Any time someone tells you that politicians can regulate prices at the pump…

You can ring the, um, let’s call it the “bullshirt” bell, loud and clear…

Yesterday the head of Chevron stood up in front of a crowd and said just that: Obama can lower gas prices if he wants. This guy must be running for political office somewhere, because the integrity of veracity seems to have completely departed from him. This statement came as part of a whining tirade that included a lot of threats about increased taxation of their industry. Doesn’t matter that their revenues are up 24% in just this last quarter. Yes, that’s right: 24%.

Now, back when I worked as a mechanic in a gas station, one of the Reps from the oil company came through and gave us a chat on what really regulates pump prices.

Short version: It isn’t politicians, it’s the oil companies. This is by their own admission.

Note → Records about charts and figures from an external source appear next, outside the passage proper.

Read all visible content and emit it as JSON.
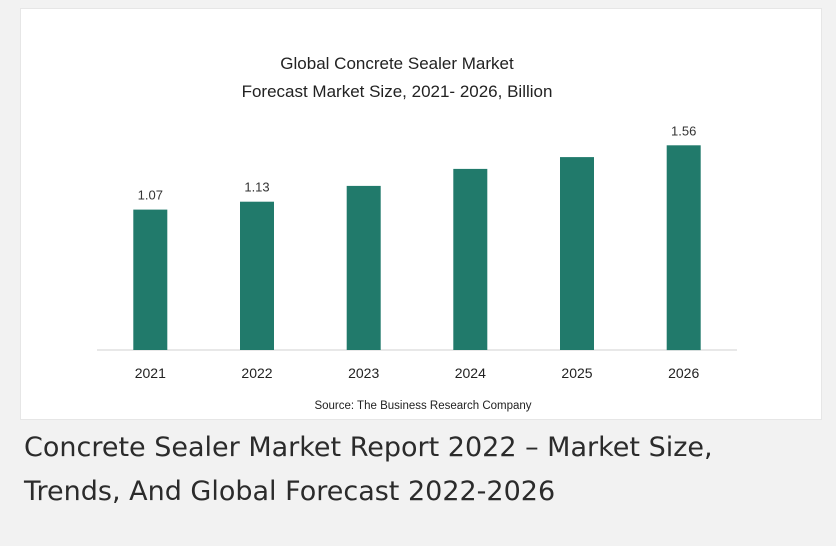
{
  "chart_data": {
    "type": "bar",
    "title_lines": [
      "Global Concrete Sealer Market",
      "Forecast Market Size, 2021- 2026, Billion"
    ],
    "categories": [
      "2021",
      "2022",
      "2023",
      "2024",
      "2025",
      "2026"
    ],
    "values": [
      1.07,
      1.13,
      1.25,
      1.38,
      1.47,
      1.56
    ],
    "data_labels": [
      "1.07",
      "1.13",
      "",
      "",
      "",
      "1.56"
    ],
    "ylim": [
      0,
      1.6
    ],
    "grid": false,
    "legend": "none",
    "bar_color": "#217a6b",
    "source": "Source: The Business Research Company"
  },
  "caption": "Concrete Sealer Market Report 2022  – Market Size, Trends, And Global Forecast 2022-2026"
}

The motor fuel market is supply-and-demand, and by tightening supply, continuing high demand creates a justifiable rise in pump prices. Right now, we have a tight situation in our local area because of the big refinery fire up in Anacortes. That sucker’s going to be offline for a year or more. Motor fuel for our area now has to come from – get this – Singapore. So gas prices are going to spike for a while, and yep, they already have. Nationally, the average price is supposed to be $3.80, but our prices are generally $4.05.

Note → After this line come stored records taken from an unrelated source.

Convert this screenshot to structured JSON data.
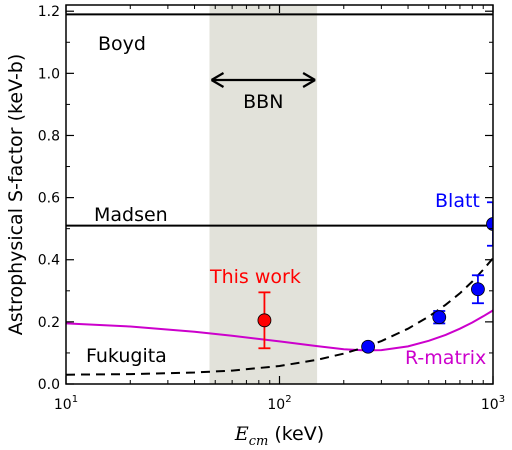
{
  "chart_data": {
    "type": "scatter",
    "xlabel_math": "E",
    "xlabel_sub": "cm",
    "xlabel_unit": "(keV)",
    "ylabel": "Astrophysical S-factor (keV-b)",
    "xscale": "log",
    "xlim": [
      10,
      1000
    ],
    "ylim": [
      0.0,
      1.22
    ],
    "grid": false,
    "x_ticks": [
      {
        "value": 10,
        "base": "10",
        "exp": "1"
      },
      {
        "value": 100,
        "base": "10",
        "exp": "2"
      },
      {
        "value": 1000,
        "base": "10",
        "exp": "3"
      }
    ],
    "y_ticks": [
      {
        "value": 0.0,
        "label": "0.0"
      },
      {
        "value": 0.2,
        "label": "0.2"
      },
      {
        "value": 0.4,
        "label": "0.4"
      },
      {
        "value": 0.6,
        "label": "0.6"
      },
      {
        "value": 0.8,
        "label": "0.8"
      },
      {
        "value": 1.0,
        "label": "1.0"
      },
      {
        "value": 1.2,
        "label": "1.2"
      }
    ],
    "bbn_band": {
      "x_range": [
        47,
        150
      ],
      "label": "BBN",
      "color": "#e2e2da"
    },
    "horizontal_lines": [
      {
        "label": "Boyd",
        "y": 1.19
      },
      {
        "label": "Madsen",
        "y": 0.51
      }
    ],
    "series": [
      {
        "name": "This work",
        "color": "#ff0000",
        "points": [
          {
            "x": 85,
            "y": 0.205,
            "yerr": 0.09
          }
        ]
      },
      {
        "name": "Blatt",
        "color": "#0000ff",
        "points": [
          {
            "x": 260,
            "y": 0.12,
            "yerr": 0.01
          },
          {
            "x": 560,
            "y": 0.215,
            "yerr": 0.02
          },
          {
            "x": 850,
            "y": 0.305,
            "yerr": 0.045
          },
          {
            "x": 1000,
            "y": 0.515,
            "yerr": 0.07
          }
        ]
      }
    ],
    "curves": [
      {
        "name": "R-matrix",
        "color": "#cc00cc",
        "style": "solid",
        "x": [
          10,
          20,
          40,
          60,
          100,
          150,
          200,
          250,
          300,
          400,
          500,
          600,
          700,
          800,
          900,
          1000
        ],
        "y": [
          0.195,
          0.185,
          0.168,
          0.155,
          0.137,
          0.122,
          0.112,
          0.108,
          0.109,
          0.121,
          0.139,
          0.158,
          0.178,
          0.198,
          0.218,
          0.237
        ]
      },
      {
        "name": "Fukugita",
        "color": "#000000",
        "style": "dashed",
        "x": [
          10,
          20,
          40,
          60,
          100,
          150,
          200,
          250,
          300,
          400,
          500,
          600,
          700,
          800,
          900,
          1000
        ],
        "y": [
          0.03,
          0.032,
          0.037,
          0.043,
          0.058,
          0.078,
          0.098,
          0.118,
          0.138,
          0.178,
          0.217,
          0.255,
          0.292,
          0.33,
          0.368,
          0.405
        ]
      }
    ]
  }
}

But here are some interesting behind-the-scenes facts that are scaring the pants off the big oil companies. The Seaway Pipeline owners want to reverse the flow of their pipeline from the current direction (Gulf to Central US). This means that less-expensive product will suddenly be available for worldwide shipment. So you can guess already that phalanxes of lawyers are already being mobilized to fight this move.

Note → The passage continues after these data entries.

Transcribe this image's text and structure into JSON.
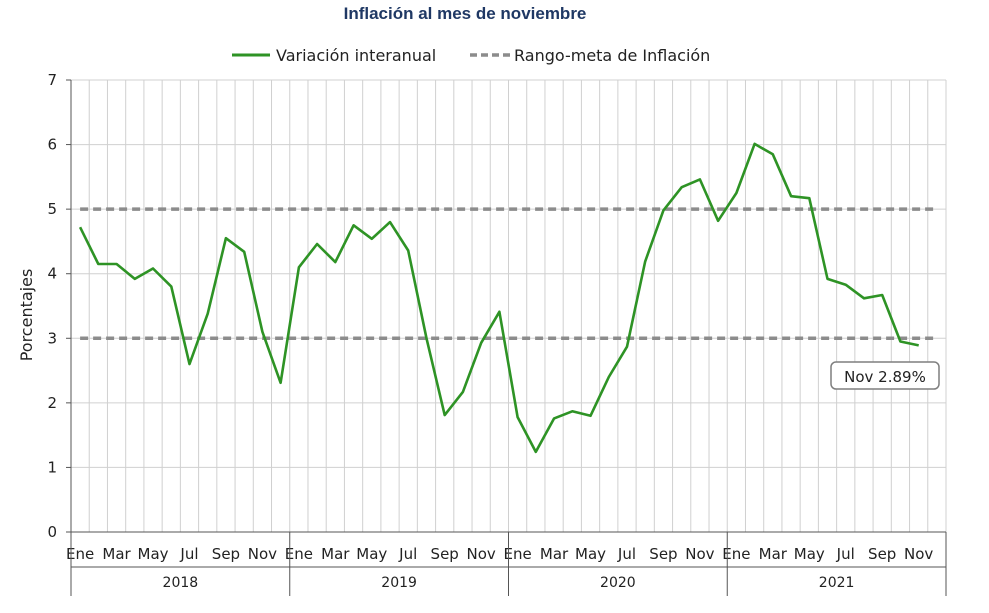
{
  "chart_data": {
    "type": "line",
    "title": "Inflación al mes de noviembre",
    "ylabel": "Porcentajes",
    "ylim": [
      0,
      7
    ],
    "yticks": [
      "0",
      "1",
      "2",
      "3",
      "4",
      "5",
      "6",
      "7"
    ],
    "grid": true,
    "legend_position": "top",
    "month_labels": [
      "Ene",
      "Mar",
      "May",
      "Jul",
      "Sep",
      "Nov"
    ],
    "years": [
      "2018",
      "2019",
      "2020",
      "2021"
    ],
    "x": [
      "2018-01",
      "2018-02",
      "2018-03",
      "2018-04",
      "2018-05",
      "2018-06",
      "2018-07",
      "2018-08",
      "2018-09",
      "2018-10",
      "2018-11",
      "2018-12",
      "2019-01",
      "2019-02",
      "2019-03",
      "2019-04",
      "2019-05",
      "2019-06",
      "2019-07",
      "2019-08",
      "2019-09",
      "2019-10",
      "2019-11",
      "2019-12",
      "2020-01",
      "2020-02",
      "2020-03",
      "2020-04",
      "2020-05",
      "2020-06",
      "2020-07",
      "2020-08",
      "2020-09",
      "2020-10",
      "2020-11",
      "2020-12",
      "2021-01",
      "2021-02",
      "2021-03",
      "2021-04",
      "2021-05",
      "2021-06",
      "2021-07",
      "2021-08",
      "2021-09",
      "2021-10",
      "2021-11"
    ],
    "series": [
      {
        "name": "Variación interanual",
        "color": "#2e9325",
        "style": "solid",
        "values": [
          4.72,
          4.15,
          4.15,
          3.92,
          4.08,
          3.8,
          2.6,
          3.38,
          4.55,
          4.34,
          3.1,
          2.31,
          4.1,
          4.46,
          4.18,
          4.75,
          4.54,
          4.8,
          4.36,
          3.0,
          1.81,
          2.17,
          2.93,
          3.41,
          1.78,
          1.24,
          1.76,
          1.87,
          1.8,
          2.4,
          2.87,
          4.19,
          4.98,
          5.34,
          5.46,
          4.82,
          5.25,
          6.01,
          5.85,
          5.2,
          5.17,
          3.92,
          3.83,
          3.62,
          3.67,
          2.95,
          2.89
        ]
      },
      {
        "name": "Rango-meta de Inflación",
        "color": "#8c8c8c",
        "style": "dashed",
        "bands": [
          3,
          5
        ]
      }
    ],
    "annotation": "Nov 2.89%"
  }
}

Stocks right now in Cushing, Oklahoma, are roughly 38 million barrels, the highest in about a year and a half. So don’t let any candidate for any office tell you that we need to get more crude oil on hand, and doing that is the solution to all our problems.

Moving crude by pipeline is fairly safe, and really, really, I mean REALLY cheap. It’s on the order of $1.10 a barrel, whereas by train is about $5 per barrel, and by truck an astonishing $24 per barrel. The Seaway pipeline can move about 375,000 barrels a day.

This will be interesting to watch what happens with this story. If we see it covered at all.

But in the meantime, don’t let anyone fool you by saying that Government regulates pump prices.